Kull: Exile of Atlantis
Del Rey
trade paper, 317 p., $17
This is one of the shorter Kull stories, only three and a half pages in the Del Rey edition. In fact it’s more of vignette or a philosophical meditation than an actual story. In it Howard reflects on some of the philosophy he’d been reading and meditating on.
The story, to the extent that it is a story, consists mostly of a dialogue between Kull and an old man. Kull finds himself in darkness, a great throbbing in his head. He’s not sure where he is or how he came to be there. He rises to his feet, sees a light, and begins to walk towards it.
Encountering an old man, Kull inquires as to where he is. The man tells him he’s come through the Door. Kull is able to recall that he heard a gong striking and then he woke up in the darkness. What ensues is a discussion about life and death and what constitutes either. Universes within universes are considered, as well as the rise and fall of races and kingdoms. “Time and space are relative and do not really exist,” the old man declares. He continues by saying, “The ‘everlasting’ stars change in their own time, as swiftly as the races of men rise and fade. Even as we watch, upon those which are planets, beings are rising from the slime of the primeval, are climbing up the long slow roads to culture and wisdom, and are being destroyed with their dying worlds. All life and a part of life.”
Some of the discussion echoes one of Howard’s letters to Harold Preece in early 1928. “The fact is that life is simply a passing phase of this planet, not the real reason for the planet’s existence, but simply a result of its growth. Life, and especially man’s life, is simply result then, and not a cause. There may be, may be, I say, a real reason for the existence of matter and energy, but whatever that reason, that purpose is, man is no more essential to its culmination than any weed or tree.” [Collected Letters, v. 1, p. 198]

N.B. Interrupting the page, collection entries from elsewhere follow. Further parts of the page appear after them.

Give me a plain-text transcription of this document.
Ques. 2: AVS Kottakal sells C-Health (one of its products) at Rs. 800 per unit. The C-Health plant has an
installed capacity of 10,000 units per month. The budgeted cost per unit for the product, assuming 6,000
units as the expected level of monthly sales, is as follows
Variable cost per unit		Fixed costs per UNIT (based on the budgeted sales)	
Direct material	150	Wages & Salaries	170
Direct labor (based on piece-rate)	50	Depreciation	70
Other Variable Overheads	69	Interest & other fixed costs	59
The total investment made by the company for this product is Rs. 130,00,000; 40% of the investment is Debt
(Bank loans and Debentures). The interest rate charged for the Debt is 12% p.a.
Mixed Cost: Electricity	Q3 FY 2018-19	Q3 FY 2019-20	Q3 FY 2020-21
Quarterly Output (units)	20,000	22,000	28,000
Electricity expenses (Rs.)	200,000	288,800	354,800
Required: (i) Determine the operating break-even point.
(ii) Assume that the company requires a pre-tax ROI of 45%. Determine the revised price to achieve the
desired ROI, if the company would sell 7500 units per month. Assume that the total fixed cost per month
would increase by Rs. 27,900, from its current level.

Kull then comes to his senses to learn that he was attacked by an assassin and suffered a head wound. The whole conversation, and the moving of the stars that Kull and the old man watched, took place within a matter of minutes.

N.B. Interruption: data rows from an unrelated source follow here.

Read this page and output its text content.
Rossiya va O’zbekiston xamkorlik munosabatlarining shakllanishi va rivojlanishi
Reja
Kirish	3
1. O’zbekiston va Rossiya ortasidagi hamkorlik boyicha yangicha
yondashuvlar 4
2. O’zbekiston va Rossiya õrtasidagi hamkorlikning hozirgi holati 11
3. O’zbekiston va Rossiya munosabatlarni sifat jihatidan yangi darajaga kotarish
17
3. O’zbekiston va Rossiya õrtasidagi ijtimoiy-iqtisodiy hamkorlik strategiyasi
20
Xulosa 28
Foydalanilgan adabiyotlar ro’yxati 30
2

This is by far one of the most philosophical Kull tales, if for no other reason than the philosophy takes up most of the story. For some reason, Howard didn’t submit this one to Weird Tales, perhaps because Farnsworth Wright had already rejected some of the Kull stories. I don’t know if Wright’s rejections of those stories still exist. I’m not aware that they do, but I have to wonder if he rejected them on the basis of too much philosophy and not enough action. For whatever reason, Howard chose to send this one to Argosy. They didn’t accept it, either, and “The Striking of the Gong” remained unpublished (in its original version) until 1976, when it was published in The Second Book of Robert E. Howard.